Hari raya memang dimaksudkan untuk senantiasa mengingatkan manusia tentang hakikat jati dirinya sebagai manusia sekaligus memahami hakikat kehadirannya dalam hidup dan kehidupan.
Hidup pada hakiktanya memang sebuah peperangan. Sepanjang hidupnya, manusia tiada henti berhadapan sebuah peperangan panjang. Sejarah umat manusia pun, jika diselami, lebih dalam sejatinya adalah sejarah perang.

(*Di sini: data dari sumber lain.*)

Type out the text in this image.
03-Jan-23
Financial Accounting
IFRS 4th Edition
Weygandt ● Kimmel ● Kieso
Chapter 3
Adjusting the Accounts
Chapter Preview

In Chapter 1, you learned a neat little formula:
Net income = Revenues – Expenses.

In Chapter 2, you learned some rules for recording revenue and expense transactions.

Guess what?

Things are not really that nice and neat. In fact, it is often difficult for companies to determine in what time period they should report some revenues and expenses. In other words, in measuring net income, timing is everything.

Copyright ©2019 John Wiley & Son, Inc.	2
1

Bagi manusia Bali, perang dalam kehidupan berwujud perang fisik di bhuwana agung (alam makrokosmos) maupun perang batin di bhuwana alit (alamt mikrokosmos). Justru, perang batin yang berkecamuk dalam hati itulah perang terbesar, terhebat dan terdahsyat. Inilah perang yang tidak pernah berhenti dan bahkan lebih sering menghadirkan kekalahan bagi manusia.

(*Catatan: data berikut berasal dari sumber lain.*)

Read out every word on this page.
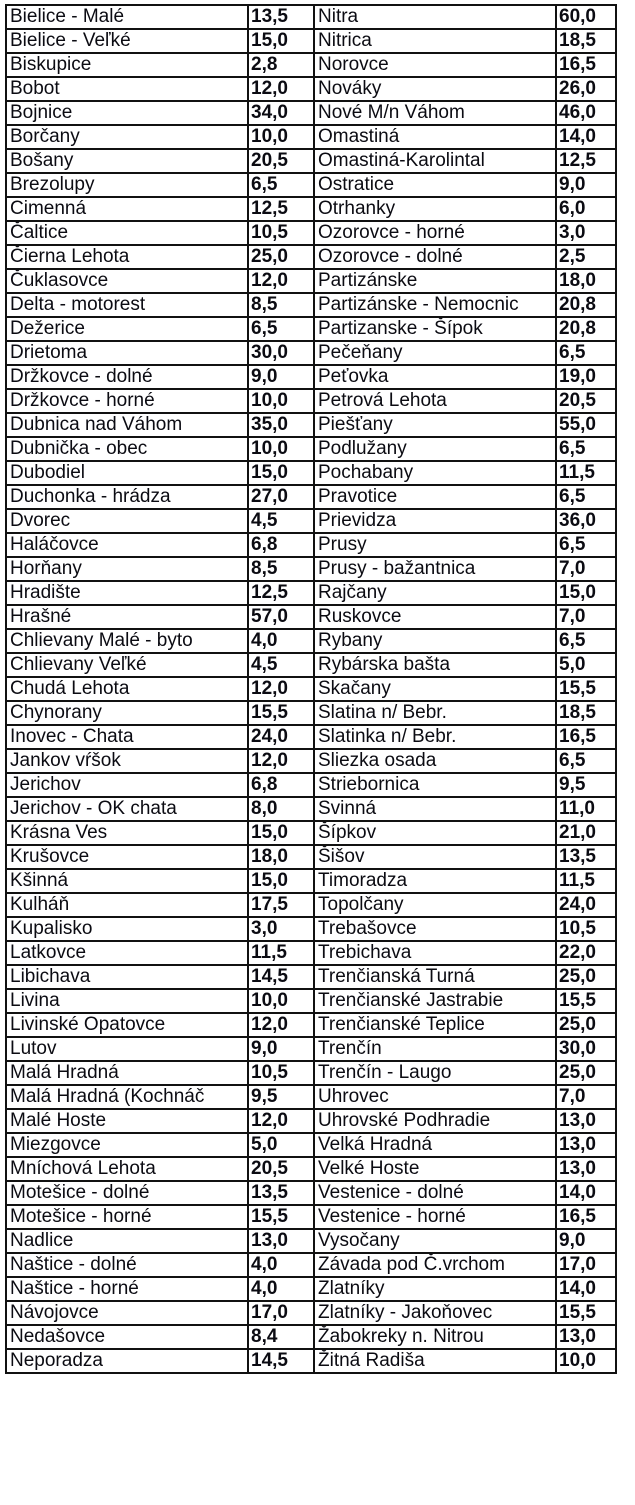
Bielice - Malé	13,5	Nitra	60,0
Bielice - Veľké	15,0	Nitrica	18,5
Biskupice	2,8	Norovce	16,5
Bobot	12,0	Nováky	26,0
Bojnice	34,0	Nové M/n Váhom	46,0
Borčany	10,0	Omastiná	14,0
Bošany	20,5	Omastiná-Karolintal	12,5
Brezolupy	6,5	Ostratice	9,0
Cimenná	12,5	Otrhanky	6,0
Čaltice	10,5	Ozorovce - horné	3,0
Čierna Lehota	25,0	Ozorovce - dolné	2,5
Čuklasovce	12,0	Partizánske	18,0
Delta - motorest	8,5	Partizánske - Nemocnic	20,8
Dežerice	6,5	Partizanske - Šípok	20,8
Drietoma	30,0	Pečeňany	6,5
Držkovce - dolné	9,0	Peťovka	19,0
Držkovce - horné	10,0	Petrová Lehota	20,5
Dubnica nad Váhom	35,0	Piešťany	55,0
Dubnička - obec	10,0	Podlužany	6,5
Dubodiel	15,0	Pochabany	11,5
Duchonka - hrádza	27,0	Pravotice	6,5
Dvorec	4,5	Prievidza	36,0
Haláčovce	6,8	Prusy	6,5
Horňany	8,5	Prusy - bažantnica	7,0
Hradište	12,5	Rajčany	15,0
Hrašné	57,0	Ruskovce	7,0
Chlievany Malé - byto	4,0	Rybany	6,5
Chlievany Veľké	4,5	Rybárska bašta	5,0
Chudá Lehota	12,0	Skačany	15,5
Chynorany	15,5	Slatina n/ Bebr.	18,5
Inovec - Chata	24,0	Slatinka n/ Bebr.	16,5
Jankov vŕšok	12,0	Sliezka osada	6,5
Jerichov	6,8	Striebornica	9,5
Jerichov - OK chata	8,0	Svinná	11,0
Krásna Ves	15,0	Šípkov	21,0
Krušovce	18,0	Šišov	13,5
Kšinná	15,0	Timoradza	11,5
Kulháň	17,5	Topolčany	24,0
Kupalisko	3,0	Trebašovce	10,5
Latkovce	11,5	Trebichava	22,0
Libichava	14,5	Trenčianská Turná	25,0
Livina	10,0	Trenčianské Jastrabie	15,5
Livinské Opatovce	12,0	Trenčianské Teplice	25,0
Lutov	9,0	Trenčín	30,0
Malá Hradná	10,5	Trenčín - Laugo	25,0
Malá Hradná (Kochnáč	9,5	Uhrovec	7,0
Malé Hoste	12,0	Uhrovské Podhradie	13,0
Miezgovce	5,0	Velká Hradná	13,0
Mníchová Lehota	20,5	Velké Hoste	13,0
Motešice - dolné	13,5	Vestenice - dolné	14,0
Motešice - horné	15,5	Vestenice - horné	16,5
Nadlice	13,0	Vysočany	9,0
Naštice - dolné	4,0	Závada pod Č.vrchom	17,0
Naštice - horné	4,0	Zlatníky	14,0
Návojovce	17,0	Zlatníky - Jakoňovec	15,5
Nedašovce	8,4	Žabokreky n. Nitrou	13,0
Neporadza	14,5	Žitná Radiša	10,0
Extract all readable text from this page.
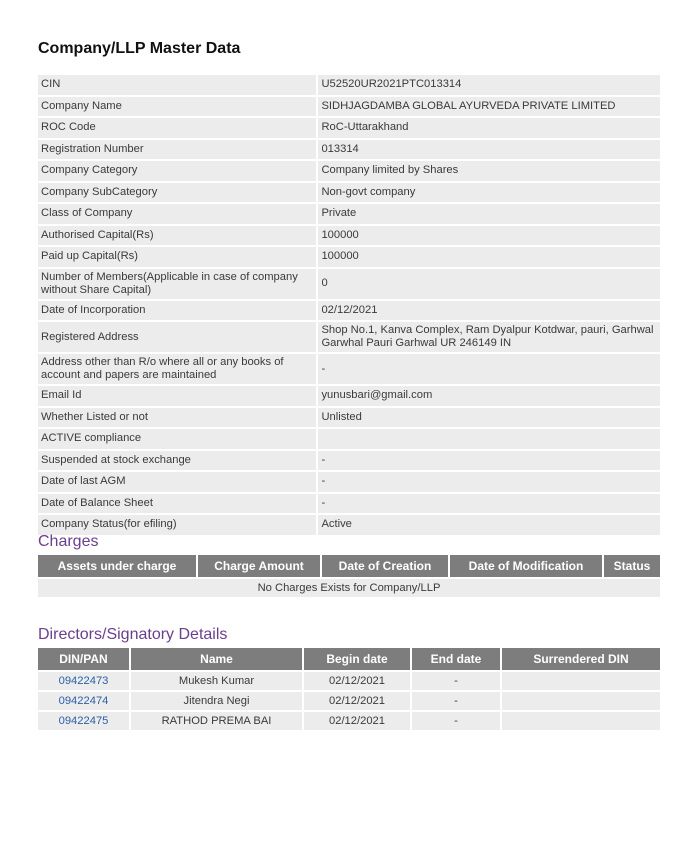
Company/LLP Master Data
CIN	U52520UR2021PTC013314
Company Name	SIDHJAGDAMBA GLOBAL AYURVEDA PRIVATE LIMITED
ROC Code	RoC-Uttarakhand
Registration Number	013314
Company Category	Company limited by Shares
Company SubCategory	Non-govt company
Class of Company	Private
Authorised Capital(Rs)	100000
Paid up Capital(Rs)	100000
Number of Members(Applicable in case of company without Share Capital)	0
Date of Incorporation	02/12/2021
Registered Address	Shop No.1, Kanva Complex, Ram Dyalpur Kotdwar, pauri, Garhwal Garwhal Pauri Garhwal UR 246149 IN
Address other than R/o where all or any books of account and papers are maintained	-
Email Id	yunusbari@gmail.com
Whether Listed or not	Unlisted
ACTIVE compliance	
Suspended at stock exchange	-
Date of last AGM	-
Date of Balance Sheet	-
Company Status(for efiling)	Active
Charges
Assets under charge	Charge Amount	Date of Creation	Date of Modification	Status
No Charges Exists for Company/LLP
Directors/Signatory Details
DIN/PAN	Name	Begin date	End date	Surrendered DIN
09422473	Mukesh Kumar	02/12/2021	-	
09422474	Jitendra Negi	02/12/2021	-	
09422475	RATHOD PREMA BAI	02/12/2021	-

Dalam konteks perang batin, manusia mesti membentengi diri dengan tamiang (tameng) yang tiada lain berupa pengendalian diri (indria). Kemampuan mengendalikan diri adalah cerminan kesadaran akan hakikat dan jati diri sang Diri (uning ‘tahu’ atau eling ‘sadar’). Mungkin itu sebabnya yang mendasari lahirnya nama hari raya Kuningan (kauningan). Pada hari Kuningan yang dipuja tiada lain Dewa Indra, manifestasi Ida Sang Hyang Widhi Wasa sebagai penguasa pengendalian dasa indria (sepuluh musuh dalam diri manusia). Saat hari Kuningan, manusia disadarkan untuk uning, eling dengan selalu mengendalikan indrianya.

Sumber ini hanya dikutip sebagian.